Over 50 students from these departments explained the projects and interacted with the public. The university should be proud to have students of this caliber as its representatives. There were many other staff and faculty that contributed to the success of the yearly event.

I want to thank everyone that worked with me on this exhibition, particularly the students, all of whom did an outstanding job. Thank you very much.

Robert Pallen, Associate Professor (Retired), Chemistry and Biochemistry




Homo sapiens is not so wise

The report on psychologist Marc Hauser’s lecture at Concordia, (“Animals are smarter than we think: neuroscientist,” (CTR, Oct. 25, page 8) ipso facto raises the question as to whether human animals are smarter than they think.
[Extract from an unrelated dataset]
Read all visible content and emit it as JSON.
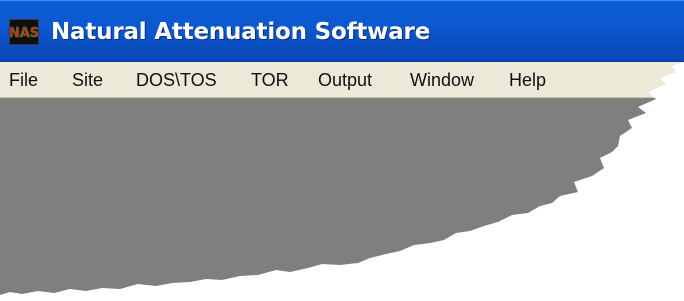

We have yet to live up to our name homo sapiens, or the wise hominid. Tragically, the history of the 20th century bears witness to the enormous capacity for evil within our species, although for its opposite as well. We have yet to determine how to eliminate genocide. Its reality (seen as recently as in Rwanda) speaks far more powerfully than any theories we have to explain genocide.

Part of this history has to do with our destruction of other species and of large parts of our earth life support system. This can even be related to human genocide, as when the Khmer Rouge killed large numbers of animals in the Cambodian rain forest to exchange for weapons with China, for its traditional medicine.

George Bernard Shaw said that animals are his friends, and so he didn’t eat them. That is a good approach. The experiments described by Marc Hauser at least don’t entail killing or physically damaging the primates in question, although the future of all non-human primate species is now highly problematic.

It didn’t have to be this way. We should ponder what Henry David Thoreau told us: “In wilderness is the preservation of the world.”